Régis Moscardini : Tu as beaucoup voyagé. J’ai lu sur ton site : Canada, Cordillères des Andes, les Rocheuses aux USA-Canada, les Alpes, les Alpes françaises et suisses, Alpes scandinaves, et pourtant tu passes plusieurs semaines par an, voire même plusieurs mois, en Afrique au Kenya pour photographier la faune de cette région du monde. Pourquoi un tel attachement à ce pays alors que tu en as connu beaucoup d’autres par ailleurs ?

Loïc Lechelle : Ça vient du Roi lion.

Régis Moscardini : Sérieusement ?

Loïc Lechelle : Oui.

Régis Moscardini : Disney est passé par là.

Loïc Lechelle : Oui. A l’époque de mes 10-12 ans, quand je commençais la photo animalière, le Roi lion est l’un des dessins animés qui m’a le plus frappé, même s’il est sorti lorsque j’étais un peu plus jeune, je l’ai regardé et ça m’a imprégné finalement, c’était vraiment cette savane africaine qui est restée pour moi un rêve qui a été réalisé seulement à l’âge de mes 23-24 ans.

Régis Moscardini : Tu es resté plus de 10 ans avec ça en tête.

Loïc Lechelle : Voilà. Du coup quand j’ai mis un pied au Kenya, j’en ai mis deux, j’y suis resté puisque j’ai pu rencontrer un peu l’un de mes mentors en photo animalière, Tony Crocetta, qui m’a accueilli et qui m’a permis de faire pas mal de choses avec lui et notamment  le remplacer en tant que prof là-bas sur place, prof de photo, pour orchestrer ses stages photo de Melting Pot Safaris, son agence de safaris là-bas.

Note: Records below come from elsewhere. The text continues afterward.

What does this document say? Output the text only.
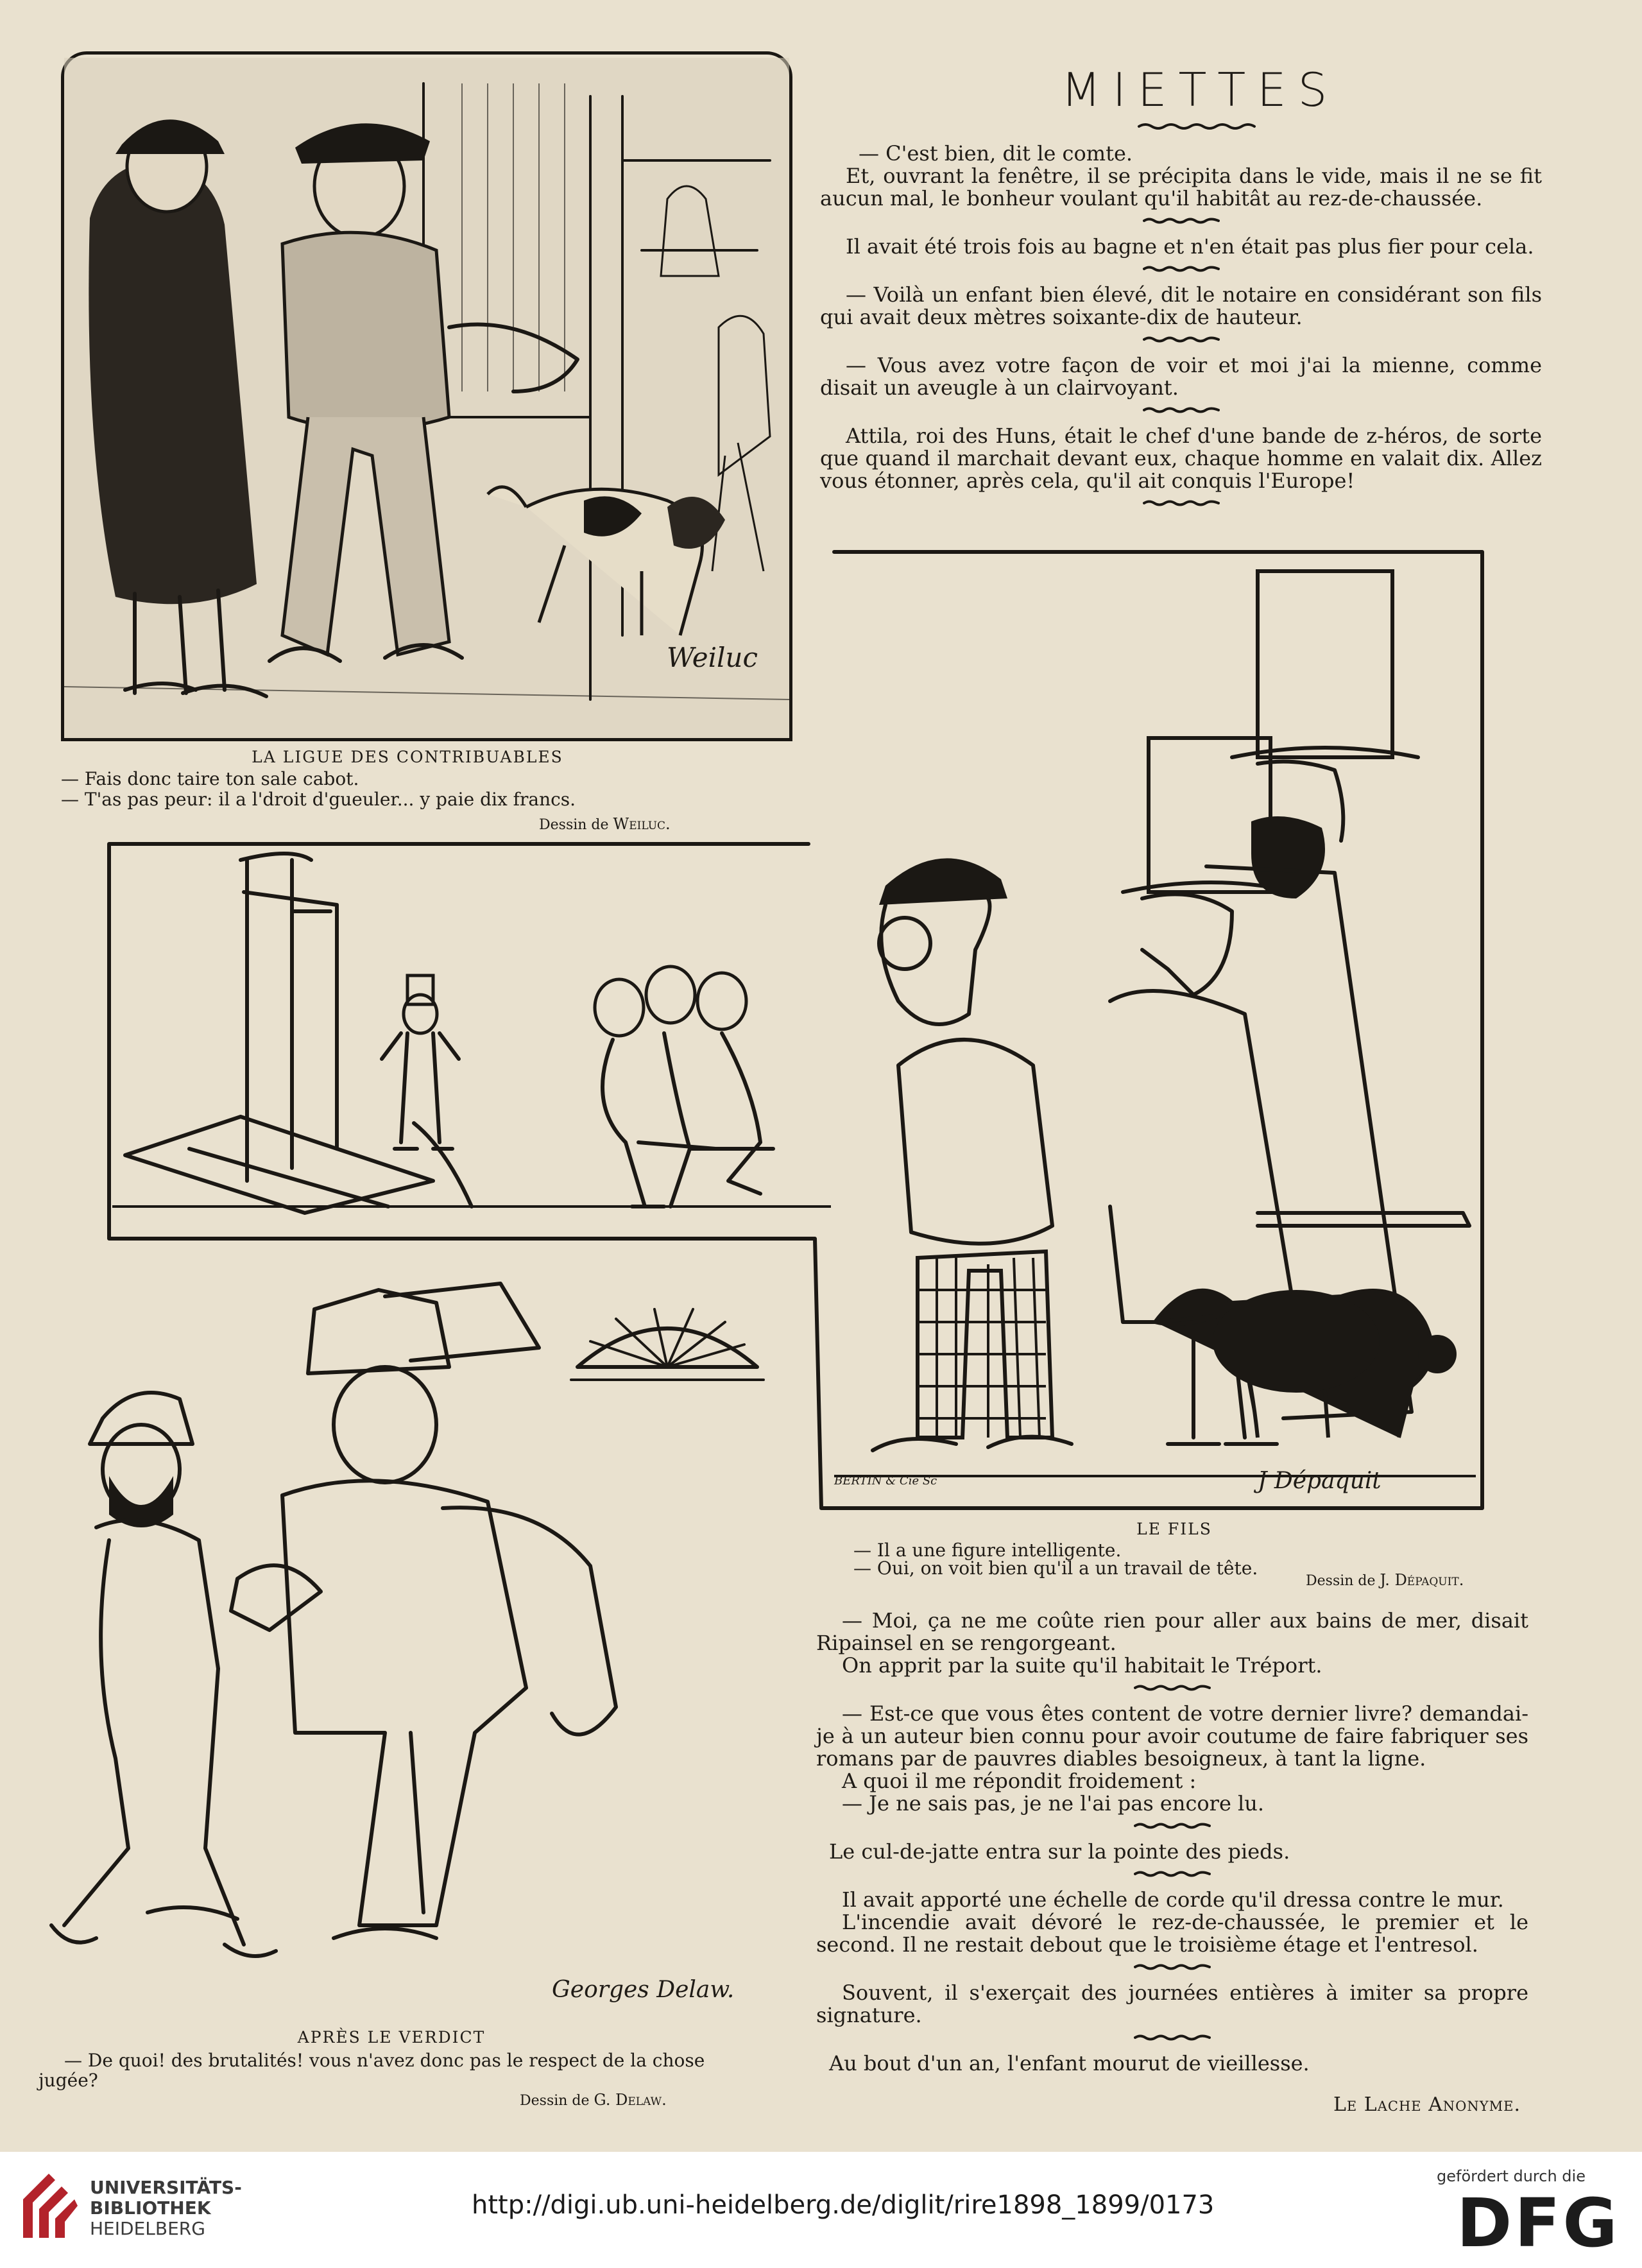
MIETTES

— C'est bien, dit le comte.

Et, ouvrant la fenêtre, il se précipita dans le vide, mais il ne se fit aucun mal, le bonheur voulant qu'il habitât au rez-de-chaussée.

Il avait été trois fois au bagne et n'en était pas plus fier pour cela.

— Voilà un enfant bien élevé, dit le notaire en considérant son fils qui avait deux mètres soixante-dix de hauteur.

— Vous avez votre façon de voir et moi j'ai la mienne, comme disait un aveugle à un clairvoyant.

Attila, roi des Huns, était le chef d'une bande de z-héros, de sorte que quand il marchait devant eux, chaque homme en valait dix. Allez vous étonner, après cela, qu'il ait conquis l'Europe!

Weiluc
LA LIGUE DES CONTRIBUABLES
— Fais donc taire ton sale cabot.
— T'as pas peur: il a l'droit d'gueuler... y paie dix francs.
Dessin de Weiluc.
BERTIN & Cie Sc	J Dépaquit
LE FILS
— Il a une figure intelligente.
— Oui, on voit bien qu'il a un travail de tête.
Dessin de J. Dépaquit.
Georges Delaw.
APRÈS LE VERDICT
— De quoi! des brutalités! vous n'avez donc pas le respect de la chose jugée?
Dessin de G. Delaw.

— Moi, ça ne me coûte rien pour aller aux bains de mer, disait Ripainsel en se rengorgeant.

On apprit par la suite qu'il habitait le Tréport.

— Est-ce que vous êtes content de votre dernier livre? demandai-je à un auteur bien connu pour avoir coutume de faire fabriquer ses romans par de pauvres diables besoigneux, à tant la ligne.

A quoi il me répondit froidement :

— Je ne sais pas, je ne l'ai pas encore lu.

Le cul-de-jatte entra sur la pointe des pieds.

Il avait apporté une échelle de corde qu'il dressa contre le mur.

L'incendie avait dévoré le rez-de-chaussée, le premier et le second. Il ne restait debout que le troisième étage et l'entresol.

Souvent, il s'exerçait des journées entières à imiter sa propre signature.

Au bout d'un an, l'enfant mourut de vieillesse.

Le Lache Anonyme.
UNIVERSITÄTS-
BIBLIOTHEK
HEIDELBERG
http://digi.ub.uni-heidelberg.de/diglit/rire1898_1899/0173
gefördert durch die
DFG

Régis Moscardini : Une toute petite parenthèse par rapport à Disney, c’est vrai que le Roi lion ça a été le dessin animé jusqu’à il y a pas très longtemps jusqu’à la sortie de la Reine des neiges, alors peut-être que la Reine des neiges va aussi créer des vocations pas en Afrique mais peut-être dans le Grand Nord, qui sait, peut-être qu’il y aura un Loïc Lechelle dans 10 ans qui aura vu la Reine des neiges et qui voudra faire dans le Grand Nord comme toi tu as pu le faire en Afrique.

Le Roi lion c’est vraiment le dessin animé qui a eu le plus de succès chez Disney, qui a relancé l’activité chez Disney avec cette idée de dessin animé.

Loïc Lechelle : Tout à fait.

Régis Moscardini : Ça t’a marqué, toi, mais ça a marqué aussi une génération comme je pense la Reine des neiges actuellement peut marquer une nouvelle génération de gamins et de gamines.

Loïc Lechelle : C’est fort probable. D’ailleurs je rebondis là-dessus, Frère des ours est un super film pour le Nord Canada qui parle vraiment de tout ce qui se passe là-haut au niveau de l’Alaska et des grizzlis, c’est un film qui est vraiment authentique et qui a plein de choses à transmettre.

Régis Moscardini : Comme quoi la photographie animalière mène vraiment à tout, on parle même de Disney. J’imagine que quand Disney fait ses dessins animés, ils doivent se faire conseiller par des conseillers, des experts des pays dans lesquels ils veulent faire voyager les spectateurs. Certainement que les dessins faits des paysages et tout ça sont respectueux d’un environnement qu’ils veulent recréer.

Loïc Lechelle : Tout à fait. L’équipe de Disney, les dessinateurs sont restés entre 2 et 3 ans, je crois, au Kenya-Tanzanie.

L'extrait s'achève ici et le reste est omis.